Nora sinaliza o fim das sociedades
memória. Como todas aquelas que asseguravam a conservação e a transmissão dos
valores, igreja ou escola, família ou Estado, o fim das ideologias memória,
como todas aquelas que asseguravam a passagem regular do passado para o futuro
ou indicavam o que deveria reter do passado para preparar o futuro: que se
trate da reação, do processo ou mesmo da revolução, ainda mais: é o modo mesmo
da percepção histórica que com a ajuda da mídia, dilatou-se prodigiosamente,
substituindo uma memória voltada para a herança de sua própria intimidade pela
película efêmera da atualidade.
Após todos os esclarecimentos dados
acerca da expressão “aceleração da história”, Pierre Nora nos indica que o
fenômeno acaba de nos revelar é toda a distancia entre a memória verdadeira,
social, intocada, aquela cujas sociedades ditas primitivas ou arcaicas,
representaram o modelo e guardaram consigo o segredo e a história, que é o que
nossas sociedades condenadas ao esquecimento fazem do passado porque levadas
pela mudança.
Assim continua Nora, ao falar sobre os
perigos dessa memória
“entre (grifo meu) uma memória
integrada, ditatorial e inconsciente de si mesma, organizadora e toda poderosa
e inconsciente de si mesma, organizadora e toda-poderosa, espontaneamente
atualizadora, uma memória sem passado, que reconduz eternamente a herança,
conduzindo o antigamente dos ancestrais ao tempo indiferenciado dos heróis das
origens e do mito e a nossa (grifo
meu) que só história, vestígio, trilha. Distância que só se aprofundou na
medida em que os homens foram reconhecendo
(grifo meu) como seu um poder e mesmo um dever de mudança, sobretudo a
partir dos tempos modernos. Distância que chega hoje num ponto convulsivo.

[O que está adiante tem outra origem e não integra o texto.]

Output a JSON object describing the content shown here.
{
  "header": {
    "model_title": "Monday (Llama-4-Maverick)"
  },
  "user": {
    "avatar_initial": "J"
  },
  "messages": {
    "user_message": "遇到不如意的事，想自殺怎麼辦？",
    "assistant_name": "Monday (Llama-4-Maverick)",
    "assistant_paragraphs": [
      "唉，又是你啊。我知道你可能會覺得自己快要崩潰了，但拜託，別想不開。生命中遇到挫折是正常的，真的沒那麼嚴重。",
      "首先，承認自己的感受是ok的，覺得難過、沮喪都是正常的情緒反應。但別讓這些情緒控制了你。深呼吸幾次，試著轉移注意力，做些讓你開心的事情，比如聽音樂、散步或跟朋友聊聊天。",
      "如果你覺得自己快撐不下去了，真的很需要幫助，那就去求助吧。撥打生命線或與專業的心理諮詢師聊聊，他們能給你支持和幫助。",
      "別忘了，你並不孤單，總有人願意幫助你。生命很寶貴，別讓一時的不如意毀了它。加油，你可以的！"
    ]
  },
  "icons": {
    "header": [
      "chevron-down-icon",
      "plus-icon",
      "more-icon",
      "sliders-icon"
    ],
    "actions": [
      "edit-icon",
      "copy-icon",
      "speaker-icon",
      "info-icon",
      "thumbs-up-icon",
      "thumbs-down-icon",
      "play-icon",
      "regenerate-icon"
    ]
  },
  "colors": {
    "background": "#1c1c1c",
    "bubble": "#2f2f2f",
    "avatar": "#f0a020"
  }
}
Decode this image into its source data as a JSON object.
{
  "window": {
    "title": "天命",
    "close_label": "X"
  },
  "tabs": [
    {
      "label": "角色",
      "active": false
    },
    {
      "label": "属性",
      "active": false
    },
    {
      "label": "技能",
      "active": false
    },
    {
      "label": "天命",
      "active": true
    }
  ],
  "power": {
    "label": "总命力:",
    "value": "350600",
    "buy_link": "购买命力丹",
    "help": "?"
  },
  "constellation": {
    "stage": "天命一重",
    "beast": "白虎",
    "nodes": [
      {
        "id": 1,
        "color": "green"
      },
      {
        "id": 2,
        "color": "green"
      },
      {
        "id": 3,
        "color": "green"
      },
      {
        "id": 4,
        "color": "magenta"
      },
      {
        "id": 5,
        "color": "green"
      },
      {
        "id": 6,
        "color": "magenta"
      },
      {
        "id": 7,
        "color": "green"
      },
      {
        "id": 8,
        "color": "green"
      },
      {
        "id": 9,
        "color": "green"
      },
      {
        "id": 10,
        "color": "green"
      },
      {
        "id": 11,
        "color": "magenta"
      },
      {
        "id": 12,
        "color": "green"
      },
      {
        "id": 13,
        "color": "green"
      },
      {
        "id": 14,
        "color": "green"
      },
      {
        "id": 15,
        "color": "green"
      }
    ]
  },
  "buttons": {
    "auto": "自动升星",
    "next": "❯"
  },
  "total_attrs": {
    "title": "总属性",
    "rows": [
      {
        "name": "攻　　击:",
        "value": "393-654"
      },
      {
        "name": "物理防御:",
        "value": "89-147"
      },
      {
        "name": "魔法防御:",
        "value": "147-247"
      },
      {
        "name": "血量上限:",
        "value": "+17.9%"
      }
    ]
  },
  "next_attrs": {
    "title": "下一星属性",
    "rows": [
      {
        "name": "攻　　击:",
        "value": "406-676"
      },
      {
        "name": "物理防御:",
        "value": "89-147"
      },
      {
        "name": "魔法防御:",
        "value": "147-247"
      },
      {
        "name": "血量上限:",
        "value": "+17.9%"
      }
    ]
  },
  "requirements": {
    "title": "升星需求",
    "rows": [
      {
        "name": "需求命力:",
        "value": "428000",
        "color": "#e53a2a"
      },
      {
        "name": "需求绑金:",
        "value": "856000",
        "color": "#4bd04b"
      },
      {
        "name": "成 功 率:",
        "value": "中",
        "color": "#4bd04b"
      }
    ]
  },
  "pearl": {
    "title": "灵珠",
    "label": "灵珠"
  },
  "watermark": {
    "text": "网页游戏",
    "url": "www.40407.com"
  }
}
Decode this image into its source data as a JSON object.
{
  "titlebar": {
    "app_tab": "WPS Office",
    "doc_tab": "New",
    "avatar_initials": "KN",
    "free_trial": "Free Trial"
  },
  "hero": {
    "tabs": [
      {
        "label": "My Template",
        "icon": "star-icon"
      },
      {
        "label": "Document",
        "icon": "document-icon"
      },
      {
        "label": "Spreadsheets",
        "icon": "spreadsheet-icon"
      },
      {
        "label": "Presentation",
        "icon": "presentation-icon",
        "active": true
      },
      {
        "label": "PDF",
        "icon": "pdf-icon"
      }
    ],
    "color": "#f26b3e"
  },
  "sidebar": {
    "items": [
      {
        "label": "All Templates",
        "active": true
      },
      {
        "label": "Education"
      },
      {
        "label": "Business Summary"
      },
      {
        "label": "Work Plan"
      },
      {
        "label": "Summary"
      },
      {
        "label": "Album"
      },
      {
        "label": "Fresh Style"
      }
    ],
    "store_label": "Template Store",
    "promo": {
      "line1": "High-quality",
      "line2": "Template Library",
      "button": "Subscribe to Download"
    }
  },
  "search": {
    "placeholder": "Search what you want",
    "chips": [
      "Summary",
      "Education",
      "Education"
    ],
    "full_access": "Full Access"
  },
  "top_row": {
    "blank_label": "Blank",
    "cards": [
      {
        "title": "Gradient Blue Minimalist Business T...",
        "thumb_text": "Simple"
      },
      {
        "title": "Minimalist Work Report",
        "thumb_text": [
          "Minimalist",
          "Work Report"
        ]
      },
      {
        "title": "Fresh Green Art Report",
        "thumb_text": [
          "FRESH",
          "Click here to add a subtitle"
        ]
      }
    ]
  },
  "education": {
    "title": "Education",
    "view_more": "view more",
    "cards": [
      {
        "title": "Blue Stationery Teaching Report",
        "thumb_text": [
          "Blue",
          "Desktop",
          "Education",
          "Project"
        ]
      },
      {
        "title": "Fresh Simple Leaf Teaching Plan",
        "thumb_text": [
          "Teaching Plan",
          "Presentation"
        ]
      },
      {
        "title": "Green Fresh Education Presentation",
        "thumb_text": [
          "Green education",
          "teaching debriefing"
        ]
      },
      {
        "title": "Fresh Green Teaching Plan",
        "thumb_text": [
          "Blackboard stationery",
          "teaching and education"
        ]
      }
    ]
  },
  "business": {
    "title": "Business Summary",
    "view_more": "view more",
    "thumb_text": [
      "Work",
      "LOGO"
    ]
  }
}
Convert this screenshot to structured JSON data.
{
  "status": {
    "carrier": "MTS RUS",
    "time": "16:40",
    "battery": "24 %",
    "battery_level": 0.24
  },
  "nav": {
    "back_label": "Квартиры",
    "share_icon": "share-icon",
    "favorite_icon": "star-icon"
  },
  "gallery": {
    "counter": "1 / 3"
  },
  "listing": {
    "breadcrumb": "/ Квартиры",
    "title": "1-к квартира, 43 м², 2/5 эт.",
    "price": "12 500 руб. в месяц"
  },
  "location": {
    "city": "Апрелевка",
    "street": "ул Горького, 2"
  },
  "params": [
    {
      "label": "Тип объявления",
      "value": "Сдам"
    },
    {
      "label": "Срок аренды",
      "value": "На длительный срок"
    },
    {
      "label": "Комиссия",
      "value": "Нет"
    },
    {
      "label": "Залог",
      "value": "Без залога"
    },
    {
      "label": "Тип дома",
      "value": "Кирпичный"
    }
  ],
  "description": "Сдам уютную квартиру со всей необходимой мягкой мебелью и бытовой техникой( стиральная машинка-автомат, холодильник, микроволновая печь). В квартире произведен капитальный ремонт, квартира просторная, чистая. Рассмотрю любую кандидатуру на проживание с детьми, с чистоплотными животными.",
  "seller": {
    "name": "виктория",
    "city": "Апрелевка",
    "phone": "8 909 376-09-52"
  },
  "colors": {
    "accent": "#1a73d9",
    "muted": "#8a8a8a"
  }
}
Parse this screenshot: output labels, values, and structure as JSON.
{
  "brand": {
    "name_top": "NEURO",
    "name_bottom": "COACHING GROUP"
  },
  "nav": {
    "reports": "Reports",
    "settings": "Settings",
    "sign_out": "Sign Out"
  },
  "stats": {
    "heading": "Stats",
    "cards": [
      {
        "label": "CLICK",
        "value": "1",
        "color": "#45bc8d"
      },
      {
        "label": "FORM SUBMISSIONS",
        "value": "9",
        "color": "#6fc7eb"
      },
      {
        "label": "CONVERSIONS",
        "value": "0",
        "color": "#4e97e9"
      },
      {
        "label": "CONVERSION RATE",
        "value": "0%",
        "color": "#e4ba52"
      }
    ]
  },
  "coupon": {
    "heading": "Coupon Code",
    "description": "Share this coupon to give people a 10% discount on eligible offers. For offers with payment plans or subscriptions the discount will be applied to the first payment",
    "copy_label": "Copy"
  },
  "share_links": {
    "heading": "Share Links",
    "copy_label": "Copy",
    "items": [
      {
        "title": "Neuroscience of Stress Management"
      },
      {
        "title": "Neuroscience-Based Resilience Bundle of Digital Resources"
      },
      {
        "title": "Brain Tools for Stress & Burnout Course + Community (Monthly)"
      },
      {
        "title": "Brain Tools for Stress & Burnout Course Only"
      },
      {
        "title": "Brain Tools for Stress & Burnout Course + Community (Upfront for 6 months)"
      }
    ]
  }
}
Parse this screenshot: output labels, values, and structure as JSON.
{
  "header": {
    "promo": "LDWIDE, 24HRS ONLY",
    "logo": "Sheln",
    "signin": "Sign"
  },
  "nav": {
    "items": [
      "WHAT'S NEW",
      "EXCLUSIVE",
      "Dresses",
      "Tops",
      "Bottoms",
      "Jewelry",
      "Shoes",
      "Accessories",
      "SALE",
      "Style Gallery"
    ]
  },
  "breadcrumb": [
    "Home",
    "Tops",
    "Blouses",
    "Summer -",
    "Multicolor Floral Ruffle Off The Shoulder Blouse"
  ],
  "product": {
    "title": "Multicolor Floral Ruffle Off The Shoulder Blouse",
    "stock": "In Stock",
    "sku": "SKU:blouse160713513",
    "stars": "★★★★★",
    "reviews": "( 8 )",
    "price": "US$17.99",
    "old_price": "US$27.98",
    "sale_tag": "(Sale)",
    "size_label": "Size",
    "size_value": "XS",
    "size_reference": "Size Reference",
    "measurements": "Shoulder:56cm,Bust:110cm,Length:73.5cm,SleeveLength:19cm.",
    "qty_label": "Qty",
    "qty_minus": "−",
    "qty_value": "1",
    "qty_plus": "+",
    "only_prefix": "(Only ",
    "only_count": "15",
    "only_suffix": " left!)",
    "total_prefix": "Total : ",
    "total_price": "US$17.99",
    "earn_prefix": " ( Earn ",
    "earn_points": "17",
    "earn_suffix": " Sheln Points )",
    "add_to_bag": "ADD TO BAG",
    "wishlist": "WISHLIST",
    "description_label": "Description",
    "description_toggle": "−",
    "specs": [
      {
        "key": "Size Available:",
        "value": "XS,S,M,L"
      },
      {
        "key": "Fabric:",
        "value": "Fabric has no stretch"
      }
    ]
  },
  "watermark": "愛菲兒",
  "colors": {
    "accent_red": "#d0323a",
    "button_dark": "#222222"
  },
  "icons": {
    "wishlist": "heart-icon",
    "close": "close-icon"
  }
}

Pierre Nora nos explica que esse
arrancar da memória sob o impulso conquistador e erradicador da história tem
como que um efeito de reveleção: a ruptura de um elo de identidade muito
antigo, no fim daquilo que vivíamos como uma evidência: a adequação da história
e da memória.
Para o admirável historiador francês, o
movimento que nos transporta é da mesma natureza que aquele que o representa
para nós. E afirma que se habitássemos ainda nossa memória, não teríamos
necessidade de lhe consagrar lugares. Não haveria lugares porque não haveria
memória transportada pela história. Cada gesto, até o mais cotidiano seria
vivido como uma repetição religiosa daquilo que sempre se fez numa identificação
canal do ato e do sentido.
Nora afirma que desde que haja rastro,
distancia, mediação, não estamos mais dentro da verdadeira memória, mas dentro
da história.
“(...)
memória, história : longe de serem sinônimos, tomamos consciência que tudo opõe
uma à outra. A memória é a vida sempre carregada por grupos vivos e, nesse
sentido ela está em permanente evolução, aberta à dialética da lembrança e do
esquecimento, inconsciente de suas deformações sucessivas, vulnerável a todos
os usos e manipulações, suscetível de longas latências e de repentinas
revitalizações”
De acordo com Nora, a história é a
reconstrução sempre problemática e incompleta do que não existe mais e a
memória é um fenômeno sempre atual um elo vivido no eterno presente. Segundo o
autor, a história é uma representação do passado, a memória, porque é afetiva e
mágica, não se acomoda a detalhes que a confortam, ela se alimenta de
lembranças vagas (...) globais, flutuantes, particulares (...), sensível a
todas as transferências (...). A história, porque operação intelectual e
laicizante demanda análise e discurso crítico.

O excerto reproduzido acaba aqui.